Entscheidungsstichwort (Thema)
Mitbestimmung des Betriebsrats bei der Eingruppierung nach den Entgeltordnungen verschiedener Tarifverträge. Zustimmungsersetzungsantrag der tarifgebundenen Arbeitgeberin bei unbegründetem Widerspruch des Betriebsrats
Leitsatz (amtlich)
Ist der Arbeitgeber tarifgebunden und wendet die Entgeltordnungen der kraft Tarifbindung für ihn geltenden Tarifverträge an, kann der Betriebsrat der beantragten Zustimmung zur Eingruppierung nicht mit der Begründung widersprechen, der Arbeitgeber habe sein Mitbestimmungsrecht nach § 87 Abs. 1 Nr. 10 BetrVG nicht beachtet.

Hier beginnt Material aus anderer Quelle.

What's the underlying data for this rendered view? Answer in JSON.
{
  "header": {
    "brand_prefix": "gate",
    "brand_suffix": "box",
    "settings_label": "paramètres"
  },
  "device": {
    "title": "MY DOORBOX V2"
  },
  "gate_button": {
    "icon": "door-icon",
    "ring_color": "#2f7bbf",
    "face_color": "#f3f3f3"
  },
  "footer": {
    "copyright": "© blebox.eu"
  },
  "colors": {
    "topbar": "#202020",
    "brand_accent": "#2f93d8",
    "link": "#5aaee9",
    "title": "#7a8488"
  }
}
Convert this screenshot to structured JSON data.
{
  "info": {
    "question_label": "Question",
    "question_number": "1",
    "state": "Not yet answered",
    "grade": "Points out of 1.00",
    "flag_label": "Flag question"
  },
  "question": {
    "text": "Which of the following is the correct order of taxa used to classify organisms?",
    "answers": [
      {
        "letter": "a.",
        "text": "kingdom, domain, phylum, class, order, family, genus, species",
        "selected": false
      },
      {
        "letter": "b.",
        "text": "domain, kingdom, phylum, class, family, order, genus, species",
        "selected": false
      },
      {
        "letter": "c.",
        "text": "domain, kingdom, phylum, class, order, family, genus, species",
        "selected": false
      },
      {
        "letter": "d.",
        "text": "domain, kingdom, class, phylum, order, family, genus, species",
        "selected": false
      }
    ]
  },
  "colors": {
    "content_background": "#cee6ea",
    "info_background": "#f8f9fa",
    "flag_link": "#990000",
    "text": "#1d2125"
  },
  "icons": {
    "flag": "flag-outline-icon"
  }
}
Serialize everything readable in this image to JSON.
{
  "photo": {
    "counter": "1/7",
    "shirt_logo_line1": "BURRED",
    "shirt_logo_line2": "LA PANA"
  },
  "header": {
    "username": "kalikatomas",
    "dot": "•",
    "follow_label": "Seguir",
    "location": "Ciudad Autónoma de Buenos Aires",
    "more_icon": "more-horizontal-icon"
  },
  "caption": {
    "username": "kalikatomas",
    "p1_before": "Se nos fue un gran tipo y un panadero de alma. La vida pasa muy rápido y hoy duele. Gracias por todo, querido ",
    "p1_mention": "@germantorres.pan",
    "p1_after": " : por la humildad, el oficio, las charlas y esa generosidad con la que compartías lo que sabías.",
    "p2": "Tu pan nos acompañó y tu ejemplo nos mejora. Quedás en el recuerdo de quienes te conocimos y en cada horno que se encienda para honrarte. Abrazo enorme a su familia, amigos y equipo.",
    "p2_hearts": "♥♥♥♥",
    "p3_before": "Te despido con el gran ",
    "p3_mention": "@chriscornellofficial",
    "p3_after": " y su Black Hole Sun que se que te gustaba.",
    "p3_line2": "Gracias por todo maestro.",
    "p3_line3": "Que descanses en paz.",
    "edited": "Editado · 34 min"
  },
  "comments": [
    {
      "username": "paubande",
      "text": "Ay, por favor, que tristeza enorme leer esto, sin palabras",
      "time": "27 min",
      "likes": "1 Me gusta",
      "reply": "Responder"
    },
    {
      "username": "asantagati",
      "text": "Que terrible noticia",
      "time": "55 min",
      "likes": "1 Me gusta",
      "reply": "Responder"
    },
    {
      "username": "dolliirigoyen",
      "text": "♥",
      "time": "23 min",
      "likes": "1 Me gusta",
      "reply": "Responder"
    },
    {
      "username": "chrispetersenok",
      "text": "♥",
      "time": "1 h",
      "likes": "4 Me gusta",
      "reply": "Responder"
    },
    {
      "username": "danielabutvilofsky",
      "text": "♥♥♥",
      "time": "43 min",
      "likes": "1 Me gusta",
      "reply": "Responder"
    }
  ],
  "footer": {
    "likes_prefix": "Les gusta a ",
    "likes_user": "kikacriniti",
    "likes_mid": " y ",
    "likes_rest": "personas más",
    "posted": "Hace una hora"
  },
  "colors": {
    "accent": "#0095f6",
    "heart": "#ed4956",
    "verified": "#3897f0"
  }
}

Ein Mitbestimmungsrecht des Betriebsrates gemäß § 87 Abs. 1 Nr. 10 BetrVG ist nicht gegeben. Für das Eingreifen des Tarifvorbehaltes gemäß § 87 Abs. 1 Eingangshalbsatz BetrVG ist die Tarifbindung des Arbeitgebers ausreichend. Das gilt auch dann, wenn ein anderer Tarifvertrag, der eine andere Entgeltordnung enthält, gemäß § 4 Abs. 5 TVG kraft Nachwirkung auf Arbeitsverhältnisse des Betriebes Anwendung findet.
Normenkette
BetrVG § 87 Abs. 1; TVG §§ 3, 4 Abs. 5; BetrVG § 87 Abs. 1 Nr. 10
Verfahrensgang
ArbG Hannover (Entscheidung vom 27.03.2015; Aktenzeichen 13 BV 3/14) |
Nachgehend
Tenor
I. Auf die Beschwerde der Beteiligten zu 1) wird der Beschluss des Arbeitsgerichts Hannover vom 27.03.2015 - 13 BV 3/14 - teilweise unter Zurückweisung im Übrigen abgeändert und zur Klarstellung wie folgt neu gefasst:
1. Die Zustimmung des Beschwerdegegners zur Eingruppierung von
a) Frau A., in die Tarifgruppe TG 4, Berufsjahresgruppe B, 2. Berufsjahr (Stand 2014),
b) Frau B., in die Tarifgruppe TG 4, Berufsjahresgruppe B, 10. Berufsjahr,
c) Frau C., in die Tarifgruppe TG 5, Berufsjahresgruppe B, 4. Berufsjahr (Stand 2014),
d) Frau D., in die Tarifgruppe TG 4, Berufsjahresgruppe B, 10. Berufsjahr
und zur Umgruppierung von
e) Frau E., von der Tarifgruppe TG 4, Berufsjahresgruppe B, 4. Berufsjahr (Stand 2013) in die Tarifgruppe TG 5, Berufsjahresgruppe B, 5. Berufsjahr (Stand 2014)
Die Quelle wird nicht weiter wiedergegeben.